Climate Change Refresher
Human-induced climate change is a world crisis. And, we humans—specifically those in industrialized countries—are largely to blame, given our reliance on fossil fuels that increase the concentration of greenhouse emissions. Ironically, U.S. hospitals are the world’s thirteenth largest emitters of greenhouse gasses, contributing 10% to global emissions (higher than the entire UK).
Since 1900, earth temperatures have increased 1.1° Celsius (1.9° Fahrenheit). Studies suggest maintaining increases of less than 1.5 degrees Celsius (2.7° Fahrenheit) is necessary to prevent devastating impacts on human health. It looks like we’ll surpass that limit within 20 years. The impact on health and societies will be devastating, causing excess morbidity and mortality.
We’re already seeing such adverse health effects: one-third of all heat-related deaths within the past 30 years are directly due to climate change. Last year, the U.S. Pacific North West experienced a heat wave reaching 46° Celsius (116° Fahrenheit). Emergency Department visits increased 69-fold for heat stroke, heat exhaustion and exacerbation of chronic conditions.
Heat is particularly worse in urban settings because of the Urban Heat Island Effect, where roads and buildings in urban areas absorb and reemit heat. This causes urban temperatures to be around 10° Celsius (18° Fahrenheit) higher than in nonurban areas. As such, extreme heat won’t affect everyone equally. Low-income urban neighborhoods are at increased risk of adverse health consequences from extreme heat, as are children, pregnant, older, or housing insecure.

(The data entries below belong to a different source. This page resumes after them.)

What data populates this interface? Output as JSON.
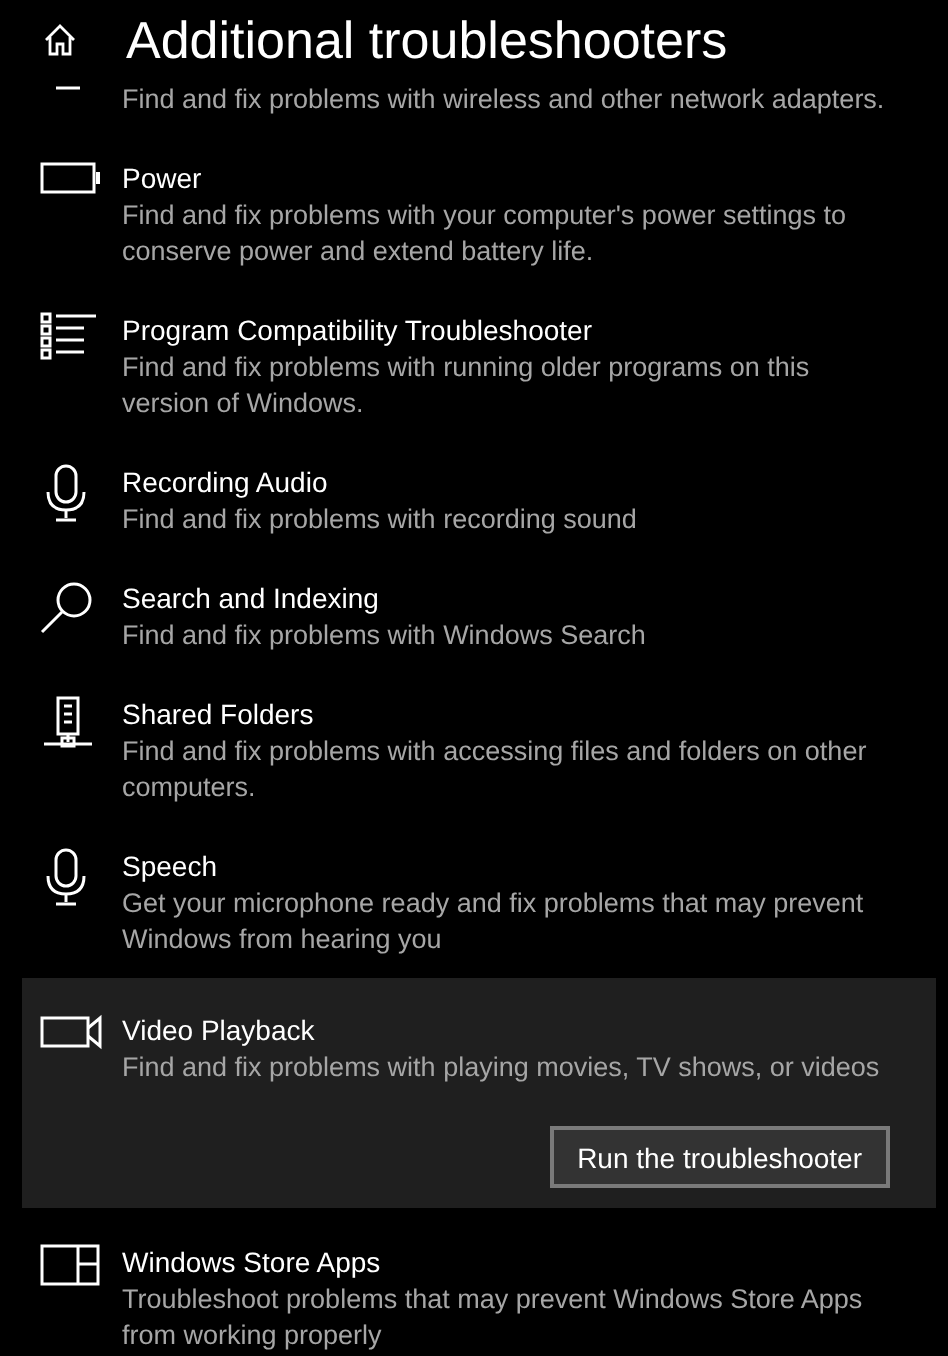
{
  "header": {
    "title": "Additional troubleshooters"
  },
  "troubleshooters": [
    {
      "description": "Find and fix problems with wireless and other network adapters.",
      "selected": false
    },
    {
      "title": "Power",
      "description": "Find and fix problems with your computer's power settings to conserve power and extend battery life.",
      "selected": false
    },
    {
      "title": "Program Compatibility Troubleshooter",
      "description": "Find and fix problems with running older programs on this version of Windows.",
      "selected": false
    },
    {
      "title": "Recording Audio",
      "description": "Find and fix problems with recording sound",
      "selected": false
    },
    {
      "title": "Search and Indexing",
      "description": "Find and fix problems with Windows Search",
      "selected": false
    },
    {
      "title": "Shared Folders",
      "description": "Find and fix problems with accessing files and folders on other computers.",
      "selected": false
    },
    {
      "title": "Speech",
      "description": "Get your microphone ready and fix problems that may prevent Windows from hearing you",
      "selected": false
    },
    {
      "title": "Video Playback",
      "description": "Find and fix problems with playing movies, TV shows, or videos",
      "selected": true,
      "action": "Run the troubleshooter"
    },
    {
      "title": "Windows Store Apps",
      "description": "Troubleshoot problems that may prevent Windows Store Apps from working properly",
      "selected": false
    }
  ]
}
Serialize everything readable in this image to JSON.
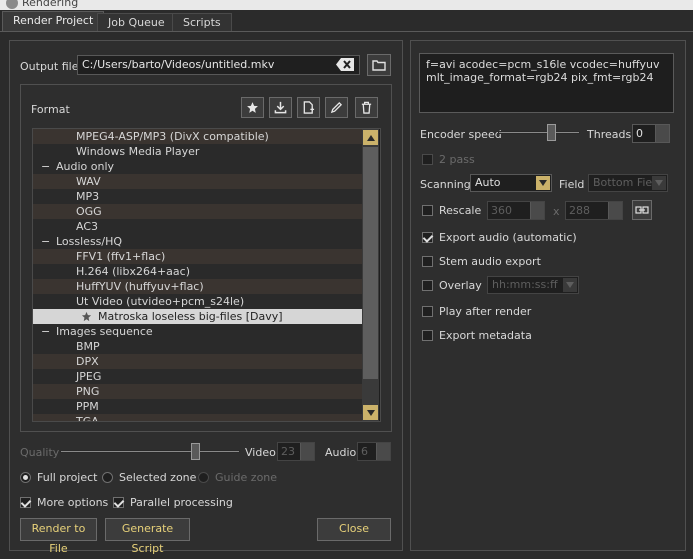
{
  "window": {
    "title": "Rendering"
  },
  "tabs": [
    {
      "label": "Render Project",
      "active": true
    },
    {
      "label": "Job Queue",
      "active": false
    },
    {
      "label": "Scripts",
      "active": false
    }
  ],
  "output": {
    "label": "Output file",
    "value": "C:/Users/barto/Videos/untitled.mkv"
  },
  "format": {
    "label": "Format",
    "items": [
      {
        "type": "item",
        "label": "MPEG4-ASP/MP3 (DivX compatible)"
      },
      {
        "type": "item",
        "label": "Windows Media Player"
      },
      {
        "type": "category",
        "label": "Audio only"
      },
      {
        "type": "item",
        "label": "WAV"
      },
      {
        "type": "item",
        "label": "MP3"
      },
      {
        "type": "item",
        "label": "OGG"
      },
      {
        "type": "item",
        "label": "AC3"
      },
      {
        "type": "category",
        "label": "Lossless/HQ"
      },
      {
        "type": "item",
        "label": "FFV1 (ffv1+flac)"
      },
      {
        "type": "item",
        "label": "H.264 (libx264+aac)"
      },
      {
        "type": "item",
        "label": "HuffYUV (huffyuv+flac)"
      },
      {
        "type": "item",
        "label": "Ut Video (utvideo+pcm_s24le)"
      },
      {
        "type": "selected",
        "label": "Matroska loseless big-files [Davy]"
      },
      {
        "type": "category",
        "label": "Images sequence"
      },
      {
        "type": "item",
        "label": "BMP"
      },
      {
        "type": "item",
        "label": "DPX"
      },
      {
        "type": "item",
        "label": "JPEG"
      },
      {
        "type": "item",
        "label": "PNG"
      },
      {
        "type": "item",
        "label": "PPM"
      },
      {
        "type": "item",
        "label": "TGA"
      }
    ]
  },
  "quality": {
    "label": "Quality",
    "slider_level": 0.75,
    "video_label": "Video",
    "video_value": "23",
    "audio_label": "Audio",
    "audio_value": "6"
  },
  "zone": {
    "full_project": "Full project",
    "selected_zone": "Selected zone",
    "guide_zone": "Guide zone"
  },
  "options": {
    "more_options": "More options",
    "parallel": "Parallel processing"
  },
  "buttons": {
    "render": "Render to File",
    "script": "Generate Script",
    "close": "Close"
  },
  "params": {
    "text": "f=avi acodec=pcm_s16le vcodec=huffyuv mlt_image_format=rgb24 pix_fmt=rgb24"
  },
  "encoder": {
    "speed_label": "Encoder speed",
    "speed_level": 0.65,
    "threads_label": "Threads",
    "threads_value": "0"
  },
  "right": {
    "two_pass": "2 pass",
    "scanning_label": "Scanning",
    "scanning_value": "Auto",
    "field_label": "Field",
    "field_value": "Bottom Field",
    "rescale_label": "Rescale",
    "rescale_w": "360",
    "rescale_x": "x",
    "rescale_h": "288",
    "export_audio": "Export audio (automatic)",
    "stem_audio": "Stem audio export",
    "overlay_label": "Overlay",
    "overlay_value": "hh:mm:ss:ff",
    "play_after": "Play after render",
    "export_metadata": "Export metadata"
  },
  "colors": {
    "accent": "#cbb26a",
    "bg": "#2b2b2b",
    "selected_row": "#d6d6d6",
    "list_stripe": "#3a3430"
  }
}
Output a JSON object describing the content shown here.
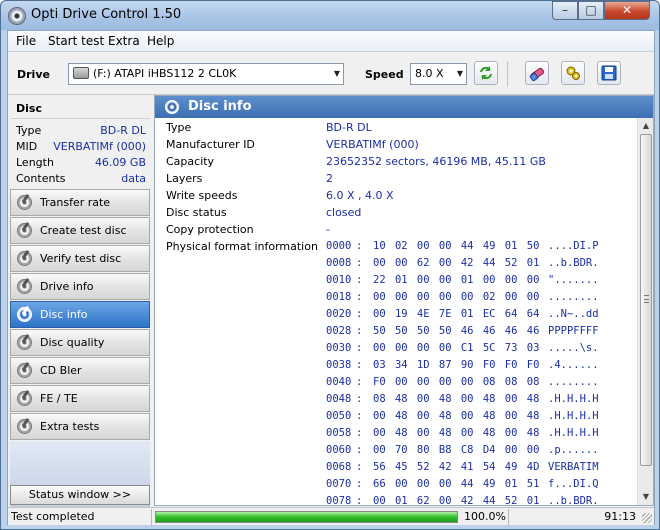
{
  "window": {
    "title": "Opti Drive Control 1.50",
    "min": "–",
    "max": "□",
    "close": "✕"
  },
  "menu": [
    "File",
    "Start test",
    "Extra",
    "Help"
  ],
  "toolbar": {
    "drive_label": "Drive",
    "drive_value": "(F:)   ATAPI iHBS112   2 CL0K",
    "speed_label": "Speed",
    "speed_value": "8.0 X",
    "icons": [
      "refresh-icon",
      "eraser-icon",
      "options-icon",
      "save-icon"
    ]
  },
  "disc": {
    "title": "Disc",
    "rows": [
      {
        "k": "Type",
        "v": "BD-R DL"
      },
      {
        "k": "MID",
        "v": "VERBATIMf (000)"
      },
      {
        "k": "Length",
        "v": "46.09 GB"
      },
      {
        "k": "Contents",
        "v": "data"
      }
    ]
  },
  "nav": [
    {
      "label": "Transfer rate",
      "active": false
    },
    {
      "label": "Create test disc",
      "active": false
    },
    {
      "label": "Verify test disc",
      "active": false
    },
    {
      "label": "Drive info",
      "active": false
    },
    {
      "label": "Disc info",
      "active": true
    },
    {
      "label": "Disc quality",
      "active": false
    },
    {
      "label": "CD Bler",
      "active": false
    },
    {
      "label": "FE / TE",
      "active": false
    },
    {
      "label": "Extra tests",
      "active": false
    }
  ],
  "status_window_button": "Status window >>",
  "panel": {
    "title": "Disc info",
    "fields": [
      {
        "k": "Type",
        "v": "BD-R DL"
      },
      {
        "k": "Manufacturer ID",
        "v": "VERBATIMf (000)"
      },
      {
        "k": "Capacity",
        "v": "23652352 sectors, 46196 MB, 45.11 GB"
      },
      {
        "k": "Layers",
        "v": "2"
      },
      {
        "k": "Write speeds",
        "v": "6.0 X , 4.0 X"
      },
      {
        "k": "Disc status",
        "v": "closed"
      },
      {
        "k": "Copy protection",
        "v": "-"
      },
      {
        "k": "Physical format information",
        "v": ""
      }
    ],
    "hex": [
      {
        "o": "0000",
        "b": "10 02 00 00 44 49 01 50",
        "a": "....DI.P"
      },
      {
        "o": "0008",
        "b": "00 00 62 00 42 44 52 01",
        "a": "..b.BDR."
      },
      {
        "o": "0010",
        "b": "22 01 00 00 01 00 00 00",
        "a": "\"......."
      },
      {
        "o": "0018",
        "b": "00 00 00 00 00 02 00 00",
        "a": "........"
      },
      {
        "o": "0020",
        "b": "00 19 4E 7E 01 EC 64 64",
        "a": "..N~..dd"
      },
      {
        "o": "0028",
        "b": "50 50 50 50 46 46 46 46",
        "a": "PPPPFFFF"
      },
      {
        "o": "0030",
        "b": "00 00 00 00 C1 5C 73 03",
        "a": ".....\\s."
      },
      {
        "o": "0038",
        "b": "03 34 1D 87 90 F0 F0 F0",
        "a": ".4......"
      },
      {
        "o": "0040",
        "b": "F0 00 00 00 00 08 08 08",
        "a": "........"
      },
      {
        "o": "0048",
        "b": "08 48 00 48 00 48 00 48",
        "a": ".H.H.H.H"
      },
      {
        "o": "0050",
        "b": "00 48 00 48 00 48 00 48",
        "a": ".H.H.H.H"
      },
      {
        "o": "0058",
        "b": "00 48 00 48 00 48 00 48",
        "a": ".H.H.H.H"
      },
      {
        "o": "0060",
        "b": "00 70 80 B8 C8 D4 00 00",
        "a": ".p......"
      },
      {
        "o": "0068",
        "b": "56 45 52 42 41 54 49 4D",
        "a": "VERBATIM"
      },
      {
        "o": "0070",
        "b": "66 00 00 00 44 49 01 51",
        "a": "f...DI.Q"
      },
      {
        "o": "0078",
        "b": "00 01 62 00 42 44 52 01",
        "a": "..b.BDR."
      }
    ]
  },
  "status": {
    "text": "Test completed",
    "progress": 1.0,
    "percent": "100.0%",
    "time": "91:13"
  }
}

The best we—people in healthcare—can do now regarding climate change is to prevent further temperature changes and prepare for extreme weather events.
Preventing further temperature changes means lowering greenhouse emissions. As I mentioned above, U.S. hospitals significantly contribute to greenhouse emissions. The government can further incentivize hospitals to reduce energy demands. For example, hospitals can add green or reflective rooftops which can be 30°-40° Fahrenheit lower than conventional rooftops. Hospitals can also invest in urban greening projects, which have several benefits: increasing tree canopies and vegetation-covered surfaces may decrease daytime air temperatures and reduce population exposure to heat.
Preparing for extreme weather events means making sure hospitals and public health organizations are equipped to manage extreme weather emergencies and health complications due to extreme weather. This may involve creating, or refurbishing, community centers with air conditioning, allowing people without homes to pass the day in such settings to avoid heat exposure. Public health officials could also launch public health campaigns, educating the public on what to do when the forecast includes extreme heat. They may even go a step further and preemptively prepare vulnerable populations for extreme heat. New York City, for example, has a climate and health hub, where you can find heat maps of different areas within the city.
Residents of Harlem and Queens will be disproportionately affected by heat waves, so public health groups could intervene before health consequences are realized, for example.
There are a plethora of interventions to combat climate change. It’s just a matter of getting everyone on board. We can’t wait any longer to do something. Look how it turned out for the frog who didn’t realize it was in boiling water.